Prima di passare in rassegna queste caratteristiche, lasciatemi ricapitolare gli ultimi eventi storici che ne costituiscono la premessa.  Dal 1991 in poi la NATO si è avvicinata ai confini della Russia malgrado avesse promesso il contrario ai tempi del collasso dell’Unione Sovietica. La burocrazia occidentale ha utilizzato il progetto Ucraina (non senza la collaborazione delle elite oligarchiche locali) in funzione anti Russia, utilizzando l'”identità negativa” della minoranza ucraina occidentale. Grandi somme di danaro sono state stanziate al fine di installare una dirigenza aggressiva nei media e nei centri di formazione del consenso in zone come Kiev, dove nulla del genere era esistito prima. Dal punto di vista degli assetti interni l’Ucraina post sovietica è stata una entità storicamente problematica fino dalla sua nascita. Nella sostanza costituiva il tentativo di ospitare due identità fra di loro in conflitto senza grandi slanci verso una coesione: da un lato i Russi tagliati fuori dal tracciato dei nuovi confini, così come gli Ucraini dell’est e del centro del paese (rispettivamente la Novorussia e la Malorussia ortodosse) condividevano radici comini con la Russia, dall’altro gli Ucraini occidentali, come i Galiziani (cattolici di rito greco nell’Impero Austro Ungarico) cercavano maggiori legami con l’Europa.

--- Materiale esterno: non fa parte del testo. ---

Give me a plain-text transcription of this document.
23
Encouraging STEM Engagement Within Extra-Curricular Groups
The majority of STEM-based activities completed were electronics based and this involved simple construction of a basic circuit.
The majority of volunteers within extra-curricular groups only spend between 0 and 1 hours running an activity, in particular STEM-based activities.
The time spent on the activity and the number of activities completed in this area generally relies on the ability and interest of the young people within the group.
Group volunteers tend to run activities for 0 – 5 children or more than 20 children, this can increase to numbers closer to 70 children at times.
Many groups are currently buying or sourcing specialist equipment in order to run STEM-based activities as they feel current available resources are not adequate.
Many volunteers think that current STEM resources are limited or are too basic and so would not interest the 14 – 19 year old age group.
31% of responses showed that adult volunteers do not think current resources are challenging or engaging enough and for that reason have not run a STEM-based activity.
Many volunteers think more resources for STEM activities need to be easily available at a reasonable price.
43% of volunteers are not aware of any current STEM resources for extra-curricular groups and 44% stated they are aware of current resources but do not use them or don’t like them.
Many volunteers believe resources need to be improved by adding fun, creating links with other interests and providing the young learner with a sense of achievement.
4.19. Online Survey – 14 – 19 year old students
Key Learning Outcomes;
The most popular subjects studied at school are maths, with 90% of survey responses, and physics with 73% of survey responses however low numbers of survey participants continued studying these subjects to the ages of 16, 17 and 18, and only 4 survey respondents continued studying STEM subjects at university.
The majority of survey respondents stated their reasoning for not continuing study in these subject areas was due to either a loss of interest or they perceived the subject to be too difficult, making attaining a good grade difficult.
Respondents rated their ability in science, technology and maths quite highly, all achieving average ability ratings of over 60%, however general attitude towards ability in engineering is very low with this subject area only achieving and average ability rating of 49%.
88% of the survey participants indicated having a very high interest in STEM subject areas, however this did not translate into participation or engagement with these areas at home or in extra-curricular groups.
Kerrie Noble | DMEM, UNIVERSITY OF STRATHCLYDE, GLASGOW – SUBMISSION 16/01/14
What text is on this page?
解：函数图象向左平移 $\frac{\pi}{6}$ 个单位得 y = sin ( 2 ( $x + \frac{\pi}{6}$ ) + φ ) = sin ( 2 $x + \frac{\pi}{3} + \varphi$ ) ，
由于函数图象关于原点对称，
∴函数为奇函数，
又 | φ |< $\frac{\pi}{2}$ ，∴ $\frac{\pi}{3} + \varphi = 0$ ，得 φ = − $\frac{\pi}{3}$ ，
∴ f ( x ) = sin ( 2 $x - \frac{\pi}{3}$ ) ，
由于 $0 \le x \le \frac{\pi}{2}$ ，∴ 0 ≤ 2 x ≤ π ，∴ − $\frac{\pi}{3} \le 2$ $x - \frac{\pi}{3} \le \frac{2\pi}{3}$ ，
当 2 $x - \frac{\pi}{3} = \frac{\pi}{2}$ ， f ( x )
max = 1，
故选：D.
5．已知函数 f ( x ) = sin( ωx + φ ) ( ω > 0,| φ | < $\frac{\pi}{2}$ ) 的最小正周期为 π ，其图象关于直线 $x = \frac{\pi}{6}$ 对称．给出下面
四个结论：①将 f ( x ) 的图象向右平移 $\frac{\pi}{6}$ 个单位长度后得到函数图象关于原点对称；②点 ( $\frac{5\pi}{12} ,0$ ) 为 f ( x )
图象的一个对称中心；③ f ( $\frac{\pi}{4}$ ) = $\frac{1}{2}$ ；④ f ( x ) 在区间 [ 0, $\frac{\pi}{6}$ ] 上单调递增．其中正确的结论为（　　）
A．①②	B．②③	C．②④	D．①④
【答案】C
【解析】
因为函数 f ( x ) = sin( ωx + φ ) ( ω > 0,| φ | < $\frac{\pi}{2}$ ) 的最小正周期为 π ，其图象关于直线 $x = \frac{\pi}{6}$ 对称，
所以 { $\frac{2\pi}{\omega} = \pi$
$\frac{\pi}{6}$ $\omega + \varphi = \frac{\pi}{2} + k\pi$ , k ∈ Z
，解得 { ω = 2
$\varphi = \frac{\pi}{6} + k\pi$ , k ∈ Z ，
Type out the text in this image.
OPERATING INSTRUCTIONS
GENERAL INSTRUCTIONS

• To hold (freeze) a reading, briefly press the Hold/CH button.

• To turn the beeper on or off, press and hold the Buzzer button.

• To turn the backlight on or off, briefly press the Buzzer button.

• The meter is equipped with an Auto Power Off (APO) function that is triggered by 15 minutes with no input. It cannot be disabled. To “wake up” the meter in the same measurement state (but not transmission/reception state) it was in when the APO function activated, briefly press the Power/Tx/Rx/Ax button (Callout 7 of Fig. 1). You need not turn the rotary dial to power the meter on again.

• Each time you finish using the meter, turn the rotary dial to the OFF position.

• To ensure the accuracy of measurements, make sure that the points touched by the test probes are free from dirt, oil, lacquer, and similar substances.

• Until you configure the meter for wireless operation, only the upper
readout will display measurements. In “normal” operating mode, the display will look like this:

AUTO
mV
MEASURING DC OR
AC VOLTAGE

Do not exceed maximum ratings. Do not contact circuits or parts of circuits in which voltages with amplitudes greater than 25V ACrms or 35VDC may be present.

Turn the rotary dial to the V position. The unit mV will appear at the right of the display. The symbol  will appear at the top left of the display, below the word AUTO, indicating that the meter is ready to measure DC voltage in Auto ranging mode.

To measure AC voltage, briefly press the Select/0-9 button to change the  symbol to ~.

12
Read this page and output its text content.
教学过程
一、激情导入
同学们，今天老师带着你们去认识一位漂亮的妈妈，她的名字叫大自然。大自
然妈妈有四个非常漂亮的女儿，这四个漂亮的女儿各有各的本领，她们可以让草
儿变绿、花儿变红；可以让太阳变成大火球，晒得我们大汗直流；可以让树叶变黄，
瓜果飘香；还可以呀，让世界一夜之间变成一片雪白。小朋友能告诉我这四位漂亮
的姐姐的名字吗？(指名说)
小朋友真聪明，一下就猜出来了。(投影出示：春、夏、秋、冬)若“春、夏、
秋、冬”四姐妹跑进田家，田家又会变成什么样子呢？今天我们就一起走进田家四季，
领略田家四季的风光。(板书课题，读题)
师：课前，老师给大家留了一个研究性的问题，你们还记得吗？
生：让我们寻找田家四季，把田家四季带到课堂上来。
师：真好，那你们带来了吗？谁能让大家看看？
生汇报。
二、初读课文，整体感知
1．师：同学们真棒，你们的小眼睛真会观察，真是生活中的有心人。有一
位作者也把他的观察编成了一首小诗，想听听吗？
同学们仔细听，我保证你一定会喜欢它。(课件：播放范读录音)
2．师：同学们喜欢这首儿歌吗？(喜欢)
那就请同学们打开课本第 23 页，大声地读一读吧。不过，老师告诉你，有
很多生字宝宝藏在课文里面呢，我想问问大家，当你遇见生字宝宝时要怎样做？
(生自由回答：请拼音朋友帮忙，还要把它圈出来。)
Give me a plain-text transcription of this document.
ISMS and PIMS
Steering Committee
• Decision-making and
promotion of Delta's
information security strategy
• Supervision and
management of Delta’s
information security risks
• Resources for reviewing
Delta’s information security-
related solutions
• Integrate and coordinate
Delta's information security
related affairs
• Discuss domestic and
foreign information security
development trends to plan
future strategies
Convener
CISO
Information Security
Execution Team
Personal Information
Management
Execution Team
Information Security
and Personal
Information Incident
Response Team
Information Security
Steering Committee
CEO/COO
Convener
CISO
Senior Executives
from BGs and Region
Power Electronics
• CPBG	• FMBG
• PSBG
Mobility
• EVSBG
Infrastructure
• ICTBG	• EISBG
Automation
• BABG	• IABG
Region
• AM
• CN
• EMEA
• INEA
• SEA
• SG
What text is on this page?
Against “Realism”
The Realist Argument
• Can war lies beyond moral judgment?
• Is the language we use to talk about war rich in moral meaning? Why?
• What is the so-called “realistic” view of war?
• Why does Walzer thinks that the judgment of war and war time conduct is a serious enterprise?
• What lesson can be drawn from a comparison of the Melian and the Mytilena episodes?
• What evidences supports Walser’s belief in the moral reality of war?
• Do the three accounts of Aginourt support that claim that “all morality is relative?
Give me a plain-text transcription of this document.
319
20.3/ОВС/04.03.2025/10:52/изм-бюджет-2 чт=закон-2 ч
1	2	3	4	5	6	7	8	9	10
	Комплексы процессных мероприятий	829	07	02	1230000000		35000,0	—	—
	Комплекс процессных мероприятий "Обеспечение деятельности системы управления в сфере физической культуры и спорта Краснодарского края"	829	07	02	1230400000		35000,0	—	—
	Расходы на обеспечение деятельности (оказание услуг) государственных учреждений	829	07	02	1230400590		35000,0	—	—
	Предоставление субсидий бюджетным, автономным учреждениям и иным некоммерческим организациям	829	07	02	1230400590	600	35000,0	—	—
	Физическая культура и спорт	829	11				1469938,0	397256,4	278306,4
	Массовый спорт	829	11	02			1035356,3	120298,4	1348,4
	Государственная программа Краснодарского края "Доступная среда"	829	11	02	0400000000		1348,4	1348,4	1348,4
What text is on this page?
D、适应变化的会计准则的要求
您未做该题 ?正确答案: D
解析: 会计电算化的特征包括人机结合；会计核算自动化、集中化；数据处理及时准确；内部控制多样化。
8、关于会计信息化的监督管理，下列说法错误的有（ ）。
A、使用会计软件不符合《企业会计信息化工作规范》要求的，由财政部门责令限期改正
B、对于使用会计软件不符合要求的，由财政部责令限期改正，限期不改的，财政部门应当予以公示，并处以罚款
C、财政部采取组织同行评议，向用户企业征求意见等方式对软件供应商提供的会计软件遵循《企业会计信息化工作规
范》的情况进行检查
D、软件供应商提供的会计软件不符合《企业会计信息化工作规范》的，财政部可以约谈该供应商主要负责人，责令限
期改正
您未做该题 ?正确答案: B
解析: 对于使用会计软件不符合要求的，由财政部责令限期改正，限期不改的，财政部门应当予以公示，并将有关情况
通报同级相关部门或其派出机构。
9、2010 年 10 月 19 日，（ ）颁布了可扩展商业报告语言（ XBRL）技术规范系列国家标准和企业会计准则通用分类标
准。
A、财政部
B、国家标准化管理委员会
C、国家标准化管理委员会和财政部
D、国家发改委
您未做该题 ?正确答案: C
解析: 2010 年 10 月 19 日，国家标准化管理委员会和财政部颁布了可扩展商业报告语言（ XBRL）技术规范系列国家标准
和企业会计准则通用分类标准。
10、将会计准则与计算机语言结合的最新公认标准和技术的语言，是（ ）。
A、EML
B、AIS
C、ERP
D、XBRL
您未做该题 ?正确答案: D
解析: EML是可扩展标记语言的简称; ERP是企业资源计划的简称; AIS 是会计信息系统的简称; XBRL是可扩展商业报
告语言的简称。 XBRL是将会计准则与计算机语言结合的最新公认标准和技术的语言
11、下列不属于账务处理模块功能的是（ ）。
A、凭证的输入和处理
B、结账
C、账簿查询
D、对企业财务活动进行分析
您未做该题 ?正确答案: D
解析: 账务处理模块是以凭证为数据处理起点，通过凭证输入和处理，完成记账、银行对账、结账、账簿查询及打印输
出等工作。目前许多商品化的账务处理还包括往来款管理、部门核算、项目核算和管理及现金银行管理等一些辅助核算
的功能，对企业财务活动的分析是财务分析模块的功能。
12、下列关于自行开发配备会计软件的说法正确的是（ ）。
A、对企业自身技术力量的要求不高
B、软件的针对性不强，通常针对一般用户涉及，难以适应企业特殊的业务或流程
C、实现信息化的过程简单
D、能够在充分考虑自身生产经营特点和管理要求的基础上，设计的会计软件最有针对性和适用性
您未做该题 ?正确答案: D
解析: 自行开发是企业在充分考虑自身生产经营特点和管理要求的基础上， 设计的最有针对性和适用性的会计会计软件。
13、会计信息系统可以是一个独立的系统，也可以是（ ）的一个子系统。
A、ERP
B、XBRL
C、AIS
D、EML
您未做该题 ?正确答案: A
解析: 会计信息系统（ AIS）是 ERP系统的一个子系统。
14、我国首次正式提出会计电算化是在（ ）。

Nel febbraio 2014 queste due identità entrarono in collisione, quando il paese fu teatro di un coup d’état a regia occidentale sotto lo slogan dell’integrazione Europea. Un canto di sirena essenzialmente finalizzato a trasformare l’Ucraina in un grande mercato per i beni Europei competitivi (economicamente), in un campo di basi NATO (militarmente), con una moltitudine di altri effetti negativi destinati ad emergere con il coinvolgimento dei crediti concessi dal FMI.  Il coup ha dirottato un certo livello di scontento popolare nei confronti del governo di Yanikovich, espresso nel Maidan, indirizzandolo verso la logica conclusione del progetto Ucraina. Il progetto consisteva in uno stato ideologicamente anti Russo, basato sule idee estremiste di supremazia etnica della sua minoranza occidentale, che ignorava i desideri dei residenti dell’Ucraina orientale. La sua  presa del potere violenta ha prodotto un’altra conclusione logica. Quando il governo di Kiev ha negato a quelle regioni i loro basilari diritti di lingua e rappresentanza popolare, che potevano essere concessi attraverso il federalismo, e ha cercato di piegarle con la forza, è iniziata coma risposta una guerra di liberazione nel Donbass (la Novorussia storica, dai tempi di Caterina La Grande). Alla fine, si è scoperto che quelli che i partecipanti del Maidan apostrofavano come “schiavi” erano, dopo tutto, uomini liberi.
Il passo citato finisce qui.